For this reason, it is recommended to stick with one type of tea when using yixing teaware, so the complex flavor profiles don’t end up masking each other.
So Which Yixing Teapot Do You Choose For Your Tea?
- For Ripe Pu-erh:
Choose a round and tall teapot
- For Raw Pu-erh:
Choose a round teapot, not necessarily tall
- For Black Tea:
A round, tall teapot with a small spout works best
Round teapots work well at… rounding out and mellowing teas, as well as making them sweeter! They also ensure that certain tea types, like oolong, have enough room to expand.
- For Light Oolongs:
Round and tall teapots with thin walls work best
- For Dark Oolongs:
Flat teapots with thick walls work best
Flat teapots are perfect for dark oolongs and certain black teas!
Since darker teas require longer brewing times, the tea leaves rest on the flat bottom, releasing all their best qualities.
A well-seasoned flat bottom yixing will conceal the less favorable bitter notes and strong roast of certain teas, bring forth the gentlest of aromas and all the sweet notes.

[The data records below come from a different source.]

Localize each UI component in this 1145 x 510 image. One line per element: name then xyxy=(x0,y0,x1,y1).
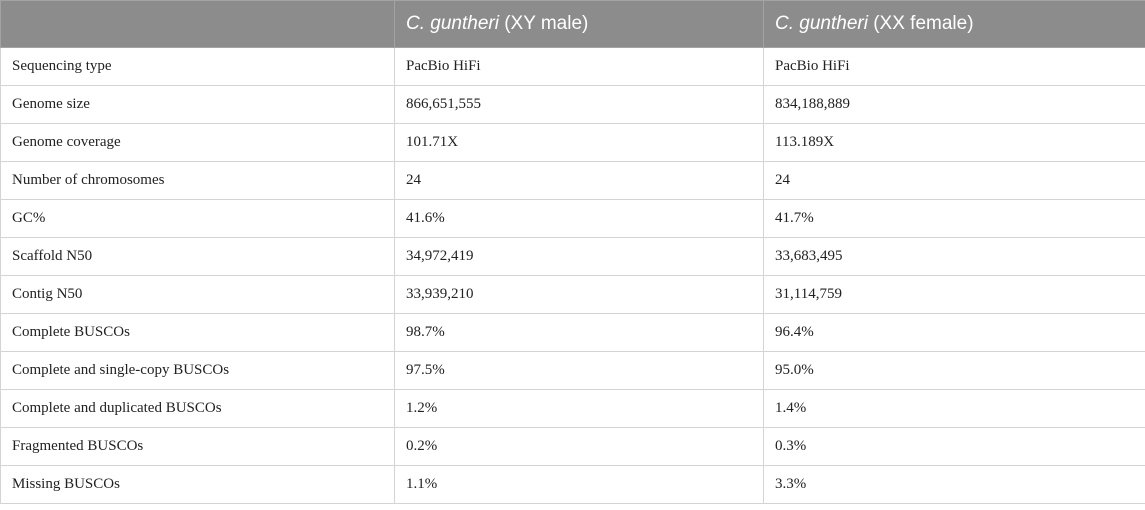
sex-label: (XX female) xyxy=(867,13,974,34)
table-row: Contig N50 33,939,210 31,114,759 xyxy=(0,275,1145,314)
male-value: 101.71X xyxy=(394,123,764,162)
male-value: 41.6% xyxy=(394,199,764,238)
row-label: Number of chromosomes xyxy=(0,161,395,200)
row-label: Complete and duplicated BUSCOs xyxy=(0,389,395,428)
table-row: Number of chromosomes 24 24 xyxy=(0,161,1145,200)
species-name: C. guntheri xyxy=(775,13,868,34)
male-value: 24 xyxy=(394,161,764,200)
header-cell-xy-male: C. guntheri (XY male) xyxy=(394,0,764,48)
male-value: 1.1% xyxy=(394,465,764,504)
male-value: 34,972,419 xyxy=(394,237,764,276)
male-value: 98.7% xyxy=(394,313,764,352)
row-label: Missing BUSCOs xyxy=(0,465,395,504)
female-value: 96.4% xyxy=(763,313,1145,352)
table-row: Complete and duplicated BUSCOs 1.2% 1.4% xyxy=(0,389,1145,428)
row-label: Complete BUSCOs xyxy=(0,313,395,352)
row-label: Contig N50 xyxy=(0,275,395,314)
female-value: 41.7% xyxy=(763,199,1145,238)
table-row: Scaffold N50 34,972,419 33,683,495 xyxy=(0,237,1145,276)
header-row: C. guntheri (XY male) C. guntheri (XX fe… xyxy=(0,0,1145,48)
female-value: 0.3% xyxy=(763,427,1145,466)
female-value: 33,683,495 xyxy=(763,237,1145,276)
female-value: 24 xyxy=(763,161,1145,200)
row-label: GC% xyxy=(0,199,395,238)
male-value: PacBio HiFi xyxy=(394,47,764,86)
table-row: Genome size 866,651,555 834,188,889 xyxy=(0,85,1145,124)
female-value: 1.4% xyxy=(763,389,1145,428)
species-name: C. guntheri xyxy=(406,13,499,34)
table-header: C. guntheri (XY male) C. guntheri (XX fe… xyxy=(0,0,1145,48)
table-row: GC% 41.6% 41.7% xyxy=(0,199,1145,238)
sex-label: (XY male) xyxy=(498,13,589,34)
row-label: Genome coverage xyxy=(0,123,395,162)
header-cell-xx-female: C. guntheri (XX female) xyxy=(763,0,1145,48)
row-label: Complete and single-copy BUSCOs xyxy=(0,351,395,390)
header-cell-metric xyxy=(0,0,395,48)
table-row: Complete and single-copy BUSCOs 97.5% 95.0… xyxy=(0,351,1145,390)
table-body: Sequencing type PacBio HiFi PacBio HiFi Ge… xyxy=(0,47,1145,504)
table-row: Missing BUSCOs 1.1% 3.3% xyxy=(0,465,1145,504)
row-label: Sequencing type xyxy=(0,47,395,86)
female-value: 113.189X xyxy=(763,123,1145,162)
table-row: Fragmented BUSCOs 0.2% 0.3% xyxy=(0,427,1145,466)
female-value: 834,188,889 xyxy=(763,85,1145,124)
table-row: Genome coverage 101.71X 113.189X xyxy=(0,123,1145,162)
table-row: Sequencing type PacBio HiFi PacBio HiFi xyxy=(0,47,1145,86)
male-value: 866,651,555 xyxy=(394,85,764,124)
row-label: Genome size xyxy=(0,85,395,124)
female-value: PacBio HiFi xyxy=(763,47,1145,86)
row-label: Fragmented BUSCOs xyxy=(0,427,395,466)
female-value: 3.3% xyxy=(763,465,1145,504)
table-row: Complete BUSCOs 98.7% 96.4% xyxy=(0,313,1145,352)
male-value: 0.2% xyxy=(394,427,764,466)
row-label: Scaffold N50 xyxy=(0,237,395,276)
female-value: 31,114,759 xyxy=(763,275,1145,314)
male-value: 33,939,210 xyxy=(394,275,764,314)
male-value: 97.5% xyxy=(394,351,764,390)
male-value: 1.2% xyxy=(394,389,764,428)
female-value: 95.0% xyxy=(763,351,1145,390)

We recommend sticking to one tea type per teapot for as long as you can and experience the difference side by side with a regular (non-seasoned teapot).
- For Yellow, Green, and White Teas:
A round, short teapot with a wide spout works best. Pay extra importance to the walls, which should be thinner than other teapots. These tea types are very delicate, thus the teaware should ideally conduct as little heat as possible so as not to over-brew the tea
However, in general, these lighter tea types (greens, yellows, and whites) are rarely drunk from yixing clay teaware. For these delicate teas porcelain and glass work best.
What Are The Different Types Of Yixing Clay?
Zhu Sha / Zhu Ni:
Zhu Ni clay teapots are very fragile and difficult to make, so they mostly come only in small sizes. The texture is glossy as if there is always some tea inside. In fact, this is just the unique characteristic of the clay, and it is often sought after amongst teaware enthusiasts.
Zi Sha / Zi Ni (Purple Clay):
Teas are the Zisha purple clay teapots which are some of the most popular.
Hong Ni (Red Clay):
Red Clay is very scarce thus the teapots always yield a higher price.